Brokering augments the value of information. Companies such as Bloomberg, Experian, Dun & Bradstreet already sell raw information, provide benchmarking services, and deliver analysis and insights with structured data sources. In a big data world, though, these propriety systems may struggle to keep up. Opportunities will arise for new forms of information brokering and new types of brokers that address new unstructured, often open data sources such as social media, chat streams, and video. Organizations will mash up data to create new revenue streams.

The permutations of available data will explode, leading to sub-sub specialized streams that can tell you the number of left-handed Toyota drivers who drink four cups of coffee every day but are vegan and seek a car wash during their lunch break. New players will emerge to bring these insights together and repackage them to provide relevancy and context.
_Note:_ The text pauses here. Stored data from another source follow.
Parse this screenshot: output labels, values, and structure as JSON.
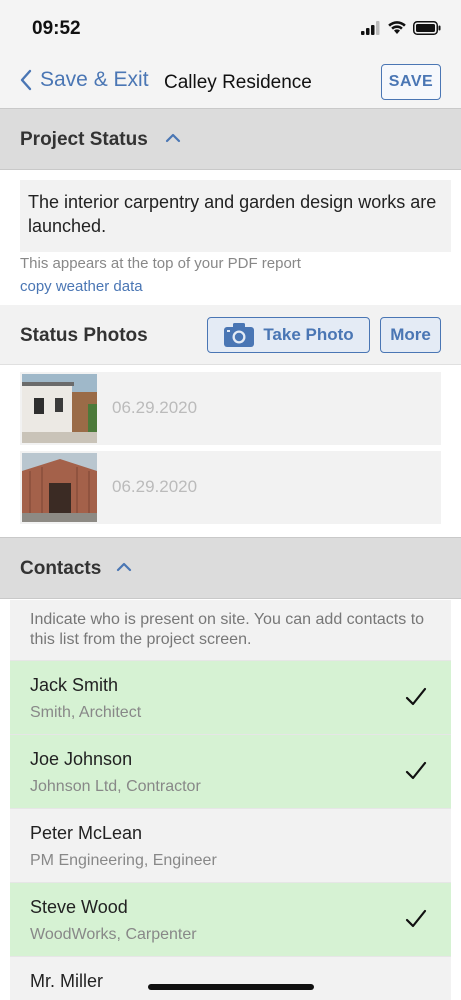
{
  "status_bar": {
    "time": "09:52"
  },
  "nav": {
    "back_label": "Save & Exit",
    "title": "Calley Residence",
    "save_label": "SAVE"
  },
  "project_status": {
    "header": "Project Status",
    "text": "The interior carpentry and garden design works are launched.",
    "hint": "This appears at the top of your PDF report",
    "weather_link": "copy weather data"
  },
  "status_photos": {
    "header": "Status Photos",
    "take_photo_label": "Take Photo",
    "more_label": "More",
    "photos": [
      {
        "date": "06.29.2020"
      },
      {
        "date": "06.29.2020"
      }
    ]
  },
  "contacts": {
    "header": "Contacts",
    "hint": "Indicate who is present on site. You can add contacts to this list from the project screen.",
    "items": [
      {
        "name": "Jack Smith",
        "subtitle": "Smith, Architect",
        "present": true
      },
      {
        "name": "Joe Johnson",
        "subtitle": "Johnson Ltd, Contractor",
        "present": true
      },
      {
        "name": "Peter McLean",
        "subtitle": "PM Engineering, Engineer",
        "present": false
      },
      {
        "name": "Steve Wood",
        "subtitle": "WoodWorks, Carpenter",
        "present": true
      },
      {
        "name": "Mr. Miller",
        "subtitle": "",
        "present": false
      }
    ]
  },
  "colors": {
    "accent": "#4a76b4",
    "selected_row": "#d6f2d3",
    "section_header": "#dcdcdc"
  }
}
For example, retailers like Amazon could sell raw information on the hottest purchase categories. Additional data on weather patterns and payment volumes from other partners could help suppliers pinpoint demand signals even more closely. These new analysis and insight streams could be created and maintained by information brokers who could sort by age, location, interest, and other categories. With endless permutations, brokers' business models would align by industries, geographies, and user roles.

Delivery networks enable the monetization of data. To be truly valuable, all this information has to be delivered into the hands of those who can use it, when they can use it. Content creators — the information providers and brokers — will seek placement and distribution in as many ways as possible.

This means, first, ample opportunities for the arms dealers — the suppliers of the technologies that make all this gathering and exchange of data possible. It also suggests a role for new marketplaces that facilitate the spot trading of insight, and deal room services that allow for private information brokering.

The most intriguing opportunities, though, may be in the creation of delivery networks where information is aggregated, exchanged, and reconstituted into newer and cleaner insight streams. Similar to the cable TV model for content delivery, these delivery networks will be the essential funnel through which information-based offerings will find their markets and be monetized.

Few organizations will have the capital to create end-to-end content delivery networks that can go from cloud to devices. Today, Amazon, Apple, Bloomberg, Google, and Microsoft show such potential, as they own the distribution chain from cloud to device and some starter content. Telecom giants such as AT&T, Verizon, Comcast, and BT have an opportunity to also provide infrastructure, however, we haven't seen significant movement to move beyond voice and data services. Big data could be their opportunity.

Meanwhile, content creators — the information providers and brokers — will likely seek placement and distribution in as many delivery networks as possible. Content relevancy will emerge as a strategic competency in delivering offers in ad networks based on the context by role, relationship, product ownership, location, time, sentiment, and even intent. For example, large wireless carriers can map traffic flows down to the cell tower. Using this data, carriers could work with display advertisers to optimize advertising rates for the most popular routes on football game days based on digital foot traffic.

There are many possible paths to monetize the big data revolution ahead. What's crucial is to have an idea of which one you want to follow. Only by understanding which business model (or models) suits your organization best can you make smart decisions on how to build, partner, or acquire your way into the next wave.